In short, this is a very interesting country to visit with their quirky way of life (personally to me). With a population of 770,000 living in the land size of 39,000km2, there is plenty of peace. Air quality is stunning, skies are clear, (bring sunscreen), food is good, beer is excellent, and culturally very interesting. If you are the sort who needs shopping to thrive/enjoy during your holiday, please stay away. If you however love adventure, the great outdoors and experiencing people who truly live for the moment, this is it.
Well, I have never been one to take photos of the food I consume, I usually barge into the plate, and contemplate later. I must share about two dishes that is staple for Bhutanese. It is the Chili-Cheese & A-Zay (pronounced as A-ZAAAAY). I most probably got the spelling wrong here. These two dishes would not normally be served to foreigners, but after we requested for our guide to give us some chili, he told us about this two. Ever since that meal on the 1st or 2nd day, he would ask that every kitchen we visit, we are given a set of chili-cheese at least. It is really good.
They fry an assortment of chilies (mainly jalepeno's), and add Yak Cheese and another type (sorry I can't recall). Stir it into rice, pasta, and voila! Super tasty snack! Add it to your vegetable dish or fried chicken, and voila!
A-Zay is much spicier, which is my favourite. Its main ingredient is dried chili, and again cheese. Pounded together with onions and garlic, its a dry version of chili cheese.

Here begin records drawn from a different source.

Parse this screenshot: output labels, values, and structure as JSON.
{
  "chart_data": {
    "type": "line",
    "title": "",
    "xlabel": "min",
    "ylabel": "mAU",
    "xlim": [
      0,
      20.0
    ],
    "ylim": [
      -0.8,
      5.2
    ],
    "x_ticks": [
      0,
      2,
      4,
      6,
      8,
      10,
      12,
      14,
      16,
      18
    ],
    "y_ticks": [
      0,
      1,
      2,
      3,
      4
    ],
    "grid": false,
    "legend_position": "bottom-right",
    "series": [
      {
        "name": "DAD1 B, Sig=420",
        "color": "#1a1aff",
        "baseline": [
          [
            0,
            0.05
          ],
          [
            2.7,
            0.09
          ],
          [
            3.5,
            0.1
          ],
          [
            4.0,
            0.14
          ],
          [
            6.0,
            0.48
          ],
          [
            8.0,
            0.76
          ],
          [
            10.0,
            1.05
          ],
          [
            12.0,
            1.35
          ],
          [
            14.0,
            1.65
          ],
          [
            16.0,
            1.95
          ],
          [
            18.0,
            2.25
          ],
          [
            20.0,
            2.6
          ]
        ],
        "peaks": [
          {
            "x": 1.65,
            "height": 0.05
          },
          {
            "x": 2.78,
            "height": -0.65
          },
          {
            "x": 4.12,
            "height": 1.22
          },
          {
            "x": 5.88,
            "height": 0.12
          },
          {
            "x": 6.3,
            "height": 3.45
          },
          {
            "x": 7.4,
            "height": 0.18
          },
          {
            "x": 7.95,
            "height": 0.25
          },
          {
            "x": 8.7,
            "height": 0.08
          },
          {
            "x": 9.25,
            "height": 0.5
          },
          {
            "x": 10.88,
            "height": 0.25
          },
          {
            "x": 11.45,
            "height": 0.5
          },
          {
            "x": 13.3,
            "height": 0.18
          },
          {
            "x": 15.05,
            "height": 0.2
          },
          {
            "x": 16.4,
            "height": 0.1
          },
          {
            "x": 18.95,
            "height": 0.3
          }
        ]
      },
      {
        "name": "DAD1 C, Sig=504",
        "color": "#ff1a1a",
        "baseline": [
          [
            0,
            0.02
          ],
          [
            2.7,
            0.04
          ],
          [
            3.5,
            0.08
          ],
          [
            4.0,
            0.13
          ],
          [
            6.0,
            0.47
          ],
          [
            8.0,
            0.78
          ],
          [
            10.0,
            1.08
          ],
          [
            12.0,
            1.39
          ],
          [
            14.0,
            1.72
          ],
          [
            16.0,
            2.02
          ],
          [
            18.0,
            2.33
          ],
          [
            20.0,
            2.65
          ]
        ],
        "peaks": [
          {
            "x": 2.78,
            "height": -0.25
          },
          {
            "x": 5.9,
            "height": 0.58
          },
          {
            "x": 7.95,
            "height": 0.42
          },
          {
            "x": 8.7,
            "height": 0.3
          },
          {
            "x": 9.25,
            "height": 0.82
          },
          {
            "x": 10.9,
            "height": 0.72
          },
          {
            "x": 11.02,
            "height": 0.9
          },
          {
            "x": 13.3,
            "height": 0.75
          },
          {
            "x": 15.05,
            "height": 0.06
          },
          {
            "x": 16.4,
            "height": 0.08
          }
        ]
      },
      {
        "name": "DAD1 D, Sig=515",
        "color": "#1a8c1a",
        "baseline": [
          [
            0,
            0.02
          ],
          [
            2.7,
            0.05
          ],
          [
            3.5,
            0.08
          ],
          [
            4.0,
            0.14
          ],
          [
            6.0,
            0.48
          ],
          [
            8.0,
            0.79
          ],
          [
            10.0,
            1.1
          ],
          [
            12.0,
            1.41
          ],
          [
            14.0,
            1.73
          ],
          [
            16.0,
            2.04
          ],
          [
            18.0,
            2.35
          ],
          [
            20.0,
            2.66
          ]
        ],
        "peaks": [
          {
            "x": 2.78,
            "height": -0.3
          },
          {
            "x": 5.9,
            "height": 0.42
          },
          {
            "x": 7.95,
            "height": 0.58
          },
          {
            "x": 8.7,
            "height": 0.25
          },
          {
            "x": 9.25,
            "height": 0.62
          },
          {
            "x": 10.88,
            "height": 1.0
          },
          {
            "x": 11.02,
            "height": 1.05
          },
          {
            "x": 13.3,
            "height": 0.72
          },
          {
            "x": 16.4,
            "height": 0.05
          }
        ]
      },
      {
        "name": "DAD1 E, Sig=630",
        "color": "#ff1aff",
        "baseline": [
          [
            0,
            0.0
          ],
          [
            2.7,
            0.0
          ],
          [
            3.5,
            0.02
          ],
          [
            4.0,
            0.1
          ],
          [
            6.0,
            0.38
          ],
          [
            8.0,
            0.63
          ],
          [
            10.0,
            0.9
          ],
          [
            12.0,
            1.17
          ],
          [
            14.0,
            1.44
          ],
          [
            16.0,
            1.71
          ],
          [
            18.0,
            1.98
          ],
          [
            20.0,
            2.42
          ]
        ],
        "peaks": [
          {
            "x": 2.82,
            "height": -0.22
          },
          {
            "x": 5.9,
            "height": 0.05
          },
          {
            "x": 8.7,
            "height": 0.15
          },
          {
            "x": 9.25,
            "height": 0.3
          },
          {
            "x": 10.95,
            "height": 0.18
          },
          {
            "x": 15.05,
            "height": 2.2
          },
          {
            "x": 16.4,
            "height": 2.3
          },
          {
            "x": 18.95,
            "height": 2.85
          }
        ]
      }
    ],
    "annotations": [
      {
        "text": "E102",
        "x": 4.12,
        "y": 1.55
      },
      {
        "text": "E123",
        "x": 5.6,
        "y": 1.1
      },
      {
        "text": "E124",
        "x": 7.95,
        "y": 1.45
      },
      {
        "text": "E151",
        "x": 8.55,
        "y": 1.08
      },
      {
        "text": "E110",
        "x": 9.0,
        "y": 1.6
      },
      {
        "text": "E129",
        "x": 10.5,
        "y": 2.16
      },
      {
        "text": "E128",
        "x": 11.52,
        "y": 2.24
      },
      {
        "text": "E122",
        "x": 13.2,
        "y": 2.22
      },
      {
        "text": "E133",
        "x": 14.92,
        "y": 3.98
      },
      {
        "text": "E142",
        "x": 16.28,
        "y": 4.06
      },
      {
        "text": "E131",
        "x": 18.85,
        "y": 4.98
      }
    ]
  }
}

Images would work better eh?
Another trip that I have gone full film, without the convenience of a digital camera (except for the iPhone). Lugging my Fuji GF670, Leica M2 with 3 lens and the simple Point and Shoot Olympus Mju II (3.5/35mm), I hope I caught the essence of the places I visited. Halfway through, the Olympus developed a fault where it failed to focus. It still took the shot, much to my horror as i ended up with 40% of images out of focussed. This is an absolute disaster. I would have to switch it off and turn it back on for it to resume normal operations.
The city is calm, no crazy vehicle horn, revving of vehicles, cows and tractors blocking the traffic are non-existent, and everybody is well dressed and quiet.
While in a simple playground in Paro City, I watched on as these two little girls shared a moment together in the shade, sharing their snacks. They didn't speak, but simply smiled and laughed their hearts out. It could have been a very simple gesture that they did for one another, or it could be their chance to share a snack after a long time. Or it could also be the fact that this was their most important thing to do all day - meet a friend.
This was to be my last image in the only roll of film that i had with me in the factory. I got out of the van too quick to think about bringing a spare roll of 35mm film. This was shot on the Legacy 100 film, way too slow an ISO for this indoor scene, hence the moving arm. Nonetheless, a very important image to remind me that we take many many things for granted. Paper being one of them.
These are handmade papers, made by hand using pulp from the stem of a plant, and cured into sheets that are made into notebooks and envelopes. I bought set of notecards and envelopes as memories, but they are not cheap!
I had the right lens (Zeiss 25mm/2.8 for this, but little did I know that i only had a few more frames before I finished the whole roll.
I brought 3 cameras for this trip, and on hindsight I should have kept this to two extremely reliable cameras and avoided point and shoot cameras that i have not tried and tested for such occasions.